A new supply of liquidity into the equity market, along with the increased interest of funds in buying shares, has led to 91.9 percent surge in TSE’s weekly trade volume, SENA reported.
Close to 3.5 billion shares changed hands valued at 5.571 billion rials in the week that ended Oct. 1, demonstrating 17.1 percent increase in value compared to last week.
Recording a single uptrend day, the equity market’s benchmark failed to shift the persistent downward trend, as TEDPIX lost 147 points or 0.21 percent to remain stuck in the red territory.
The TEDPIX has been grappling with a persistent downtrend during the past six months, as it plunged 7,375 points or 9.3 percent within 129 working days from the beginning of the year (March) until October 1.
According to the TSE website, the first market index was down 229 points or 0.43 percent to 52,501. The free floating index dipped 365 points or 0.45 percent to 80,634.8. The industry index also plummeted 34 points or 0.06 percent to 60,827.5. The financial index lost some value as it slumped 1,464 points or 1.13 percent to 127,879.9. The blue chip index stood in red, like most other major indices, losing 23 points or 0.7 to finish the week at 3,282.2.
The second market index, which is a major performance indicator at the TSE, was an exception as it rose 470 points or 0.33 percent to 142,667.5.
Fixed rate bonds traded over the week recorded a tepid growth, with the total value of their trade reaching 465 billion rials to record a 43.1 rise compared to last week.
Most investors are studying the high yield stocks in the equity market, while unsettled investors have already suffered big losses due to the current downward trend.
A new report released by the TSE indicates that investors’ taste has changed as they are becoming more reluctant to the once popular industries listed at the TSE, while now they have become more open toward investing in small industries. Various contributors motivate investors to move their money in different directions. Among the top 10 listed firms at the TSE, considering the value of the trade, are 8 companies in chemical, mining, metal and petroleum. Currently these sectors are struggling with global fluctuations of raw materials and currencies.

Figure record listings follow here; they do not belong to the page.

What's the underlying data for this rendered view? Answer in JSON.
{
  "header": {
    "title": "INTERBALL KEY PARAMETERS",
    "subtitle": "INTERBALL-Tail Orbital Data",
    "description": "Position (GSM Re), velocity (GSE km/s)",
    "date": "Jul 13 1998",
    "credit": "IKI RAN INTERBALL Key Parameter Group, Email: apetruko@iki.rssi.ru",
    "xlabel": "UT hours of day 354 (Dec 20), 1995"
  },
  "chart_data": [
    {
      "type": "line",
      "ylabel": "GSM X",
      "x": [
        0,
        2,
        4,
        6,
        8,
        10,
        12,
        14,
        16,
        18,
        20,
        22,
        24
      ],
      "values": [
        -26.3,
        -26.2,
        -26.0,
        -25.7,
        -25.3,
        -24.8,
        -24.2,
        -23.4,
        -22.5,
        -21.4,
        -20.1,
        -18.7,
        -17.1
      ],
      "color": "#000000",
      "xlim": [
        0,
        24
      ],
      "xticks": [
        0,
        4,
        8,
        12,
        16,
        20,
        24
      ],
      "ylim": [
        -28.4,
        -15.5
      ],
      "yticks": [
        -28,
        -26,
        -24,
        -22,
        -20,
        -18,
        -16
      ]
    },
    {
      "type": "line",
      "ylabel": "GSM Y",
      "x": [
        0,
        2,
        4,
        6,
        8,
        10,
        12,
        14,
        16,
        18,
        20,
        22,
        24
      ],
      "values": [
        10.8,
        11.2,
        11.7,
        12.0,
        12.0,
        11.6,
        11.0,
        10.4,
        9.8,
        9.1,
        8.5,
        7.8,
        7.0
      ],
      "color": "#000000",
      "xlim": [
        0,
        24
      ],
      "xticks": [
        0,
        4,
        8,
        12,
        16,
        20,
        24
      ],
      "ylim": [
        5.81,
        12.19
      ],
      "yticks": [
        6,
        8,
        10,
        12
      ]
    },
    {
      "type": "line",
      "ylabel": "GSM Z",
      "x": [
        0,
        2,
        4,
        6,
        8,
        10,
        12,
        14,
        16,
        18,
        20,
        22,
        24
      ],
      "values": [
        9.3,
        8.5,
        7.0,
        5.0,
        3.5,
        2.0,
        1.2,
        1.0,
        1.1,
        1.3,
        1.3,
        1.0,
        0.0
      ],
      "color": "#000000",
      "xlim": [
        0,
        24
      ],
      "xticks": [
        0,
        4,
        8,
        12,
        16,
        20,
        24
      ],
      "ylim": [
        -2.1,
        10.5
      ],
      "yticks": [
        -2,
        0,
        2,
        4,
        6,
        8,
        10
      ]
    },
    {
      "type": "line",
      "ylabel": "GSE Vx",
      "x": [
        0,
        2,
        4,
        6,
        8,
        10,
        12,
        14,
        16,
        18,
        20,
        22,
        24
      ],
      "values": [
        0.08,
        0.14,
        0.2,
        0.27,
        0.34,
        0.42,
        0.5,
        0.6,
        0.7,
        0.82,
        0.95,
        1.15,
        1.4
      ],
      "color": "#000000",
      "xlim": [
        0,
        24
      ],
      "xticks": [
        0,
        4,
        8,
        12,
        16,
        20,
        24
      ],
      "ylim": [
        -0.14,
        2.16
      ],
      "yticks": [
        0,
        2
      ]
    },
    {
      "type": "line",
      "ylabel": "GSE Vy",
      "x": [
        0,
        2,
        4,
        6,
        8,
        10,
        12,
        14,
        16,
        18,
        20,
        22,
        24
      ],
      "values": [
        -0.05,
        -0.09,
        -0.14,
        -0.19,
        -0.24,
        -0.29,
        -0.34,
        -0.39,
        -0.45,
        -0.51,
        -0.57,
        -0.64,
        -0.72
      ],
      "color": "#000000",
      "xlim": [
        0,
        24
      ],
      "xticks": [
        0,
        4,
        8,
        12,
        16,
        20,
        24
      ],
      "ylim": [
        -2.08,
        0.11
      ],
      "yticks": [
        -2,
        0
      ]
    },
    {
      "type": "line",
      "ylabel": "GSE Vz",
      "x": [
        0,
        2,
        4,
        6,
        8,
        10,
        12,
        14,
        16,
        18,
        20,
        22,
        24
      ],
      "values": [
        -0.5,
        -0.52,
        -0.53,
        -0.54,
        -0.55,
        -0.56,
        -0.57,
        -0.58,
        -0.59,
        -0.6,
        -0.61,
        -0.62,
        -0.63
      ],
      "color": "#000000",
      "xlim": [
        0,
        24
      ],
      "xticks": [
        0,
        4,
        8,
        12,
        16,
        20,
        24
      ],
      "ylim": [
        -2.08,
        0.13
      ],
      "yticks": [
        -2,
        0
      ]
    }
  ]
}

This tendency causes them to suffer from unprecedented volatilities, which have somehow left a negative impact on their earnings potential, so the companies have failed to meet market expectations on their earnings.
The current stagflation in the raw materials market, and its downtrend contributed the most to the net profit of these companies. Besides, the short term anticipation demonstrates stability for the currencies market and has trimmed the expectations on the earnings of these industries.
It should be noted that these companies are a challenge for the stock market and, therefore, an unexpected change in the value of their shares will result in the bearish trend’s persistence at the equity market. This would also have a long-term impact on both the value and the volume of trading in the market.
However, the change in investors’ mood, i.e. their tendency to invest in small industries, has helped these industries to grow and has convinced nervous investors to pay special attention to the small firms listed at the TSE.
The government, in collaboration with the Securities and Exchange Organization, is determined to bolster the capital market by providing extra funds for the industries. For now, small companies can reap the benefit from this move, but the leading industries would still have to face global market fluctuations.